Deep-Learning-Enabled Computer-Aided Diagnosis in the Classification of Pancreatic Cystic Lesions on Confocal Laser Endomicroscopy

Abstract

Accurate classification of pancreatic cystic lesions (PCLs) is important to facilitate proper treatment and to improve patient outcomes. We utilized the convolutional neural network (CNN) of VGG19 to develop a computer-aided diagnosis (CAD) system in the classification of subtypes of PCLs in endoscopic ultrasound-guided needle-based confocal laser endomicroscopy (nCLE). From a retrospectively collected 22,424 nCLE video frames (50 videos) as the training/validation set and 11,047 nCLE video frames (18 videos) as the test set, we developed and compared the diagnostic performance of three CNNs with distinct methods of designating the region of interest. The diagnostic accuracy for subtypes of PCLs by CNNs with manual, maximal rectangular, and U-Net algorithm-designated ROIs was 100%, 38.9%, and 66.7% on a per-video basis and 88.99%, 73.94%, and 76.12% on a per-frame basis, respectively.
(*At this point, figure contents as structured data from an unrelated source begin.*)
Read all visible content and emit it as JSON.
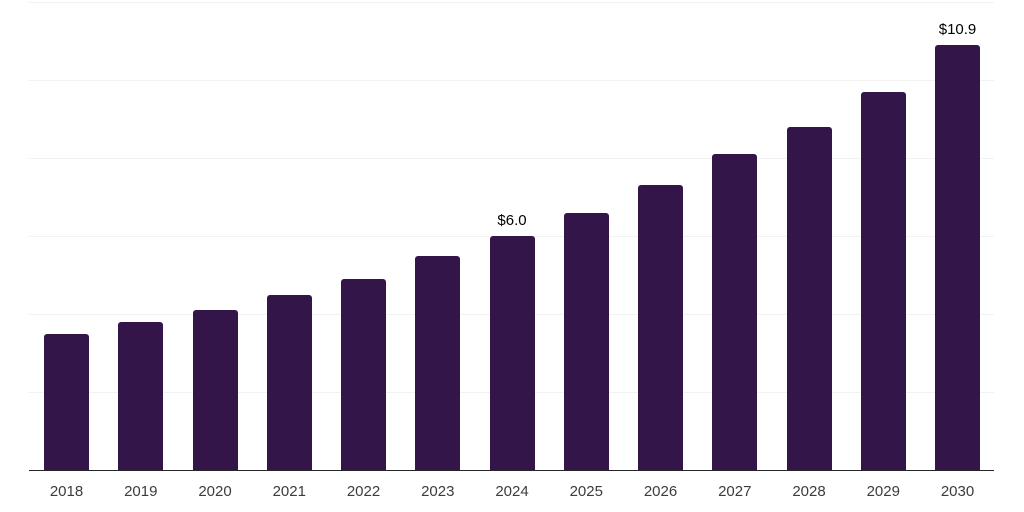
{
  "chart_data": {
    "type": "bar",
    "title": "",
    "xlabel": "",
    "ylabel": "",
    "categories": [
      "2018",
      "2019",
      "2020",
      "2021",
      "2022",
      "2023",
      "2024",
      "2025",
      "2026",
      "2027",
      "2028",
      "2029",
      "2030"
    ],
    "values": [
      3.5,
      3.8,
      4.1,
      4.5,
      4.9,
      5.5,
      6.0,
      6.6,
      7.3,
      8.1,
      8.8,
      9.7,
      10.9
    ],
    "data_labels": [
      {
        "category": "2024",
        "text": "$6.0"
      },
      {
        "category": "2030",
        "text": "$10.9"
      }
    ],
    "ylim": [
      0,
      12
    ],
    "gridline_step": 2,
    "grid": true,
    "legend": "none",
    "colors": {
      "bar": "#33154a",
      "axis_line": "#262626",
      "gridline": "#f2f2f2",
      "data_label": "#000000",
      "tick_label": "#3c3c3c",
      "background": "#ffffff"
    }
  }
}
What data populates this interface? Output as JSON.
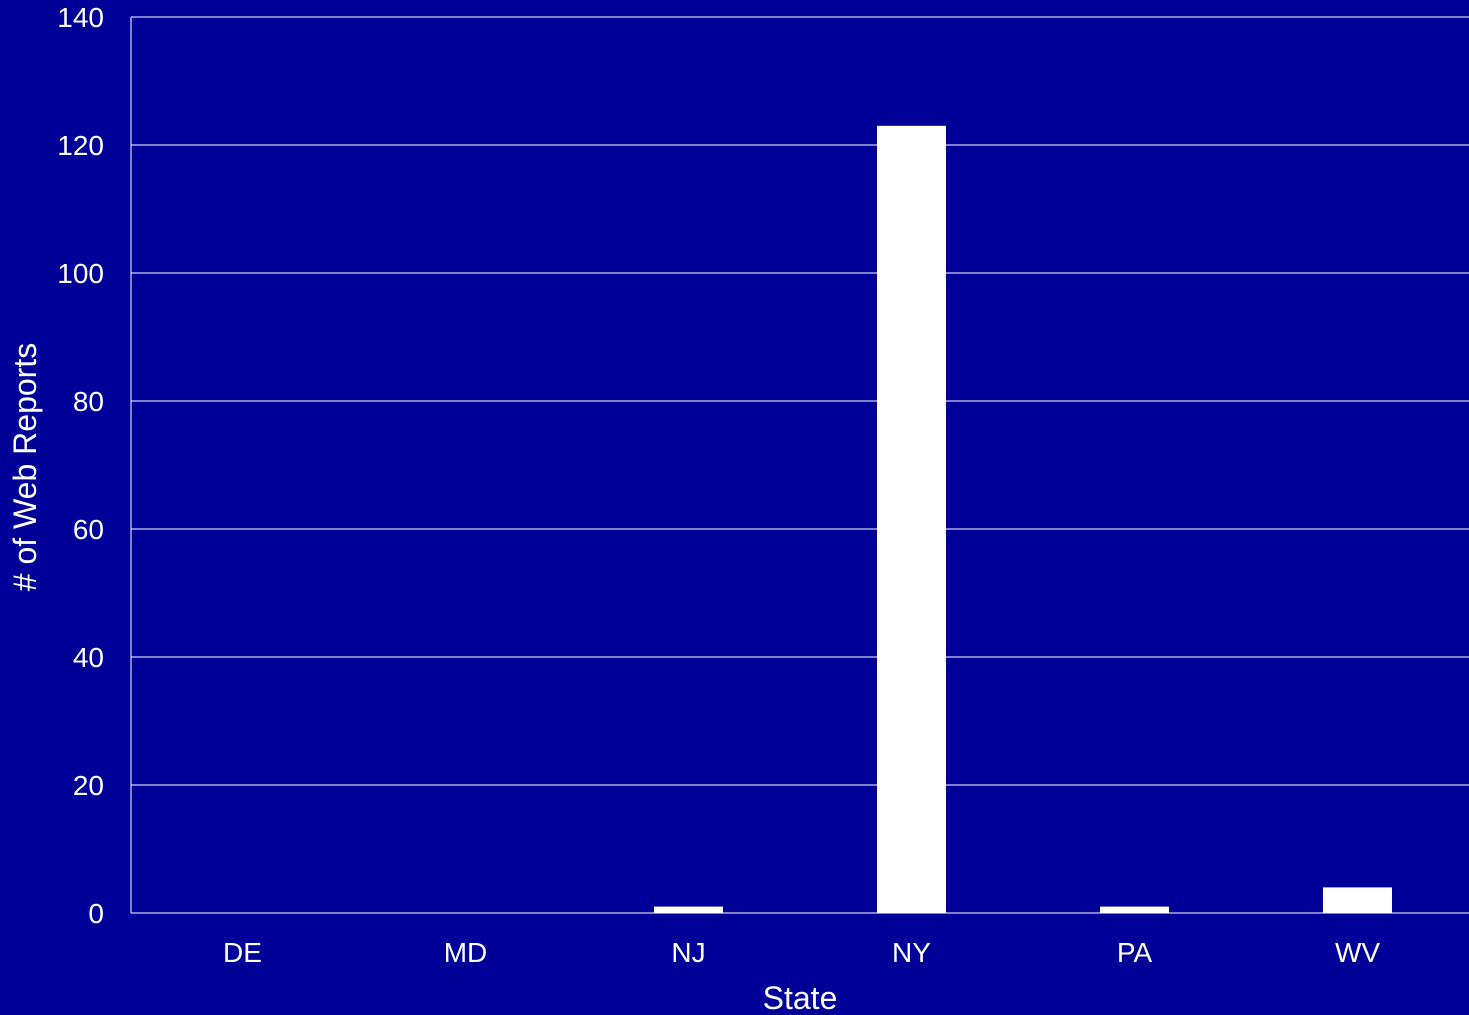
{
  "colors": {
    "background": "#000099",
    "bar": "#ffffff",
    "grid": "#ffffff",
    "text": "#ffffff"
  },
  "chart_data": {
    "type": "bar",
    "categories": [
      "DE",
      "MD",
      "NJ",
      "NY",
      "PA",
      "WV"
    ],
    "values": [
      0,
      0,
      1,
      123,
      1,
      4
    ],
    "xlabel": "State",
    "ylabel": "# of Web Reports",
    "ylim": [
      0,
      140
    ],
    "yticks": [
      0,
      20,
      40,
      60,
      80,
      100,
      120,
      140
    ],
    "grid": true,
    "legend": "none"
  }
}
Our per-frame analysis suggested differential levels of diagnostic accuracy among the five subtypes of PCLs, where non-mucinous PCLs (serous cystic neoplasm: 93.11%, cystic neuroendocrine tumor: 84.31%, and pseudocyst: 98%) had higher diagnostic accuracy than mucinous PCLs (intraductal papillary mucinous neoplasm: 84.43% and mucinous cystic neoplasm: 86.1%). Our CNN demonstrated superior specificity compared to the state-of-the-art for the classification of mucinous PCLs (IPMN and MCN), with high specificity (94.3% and 92.8%, respectively) but low sensitivity (46% and 45.2%, respectively). This suggests the complimentary role of CNN-enabled CAD systems, especially for clinically suspected mucinous PCLs.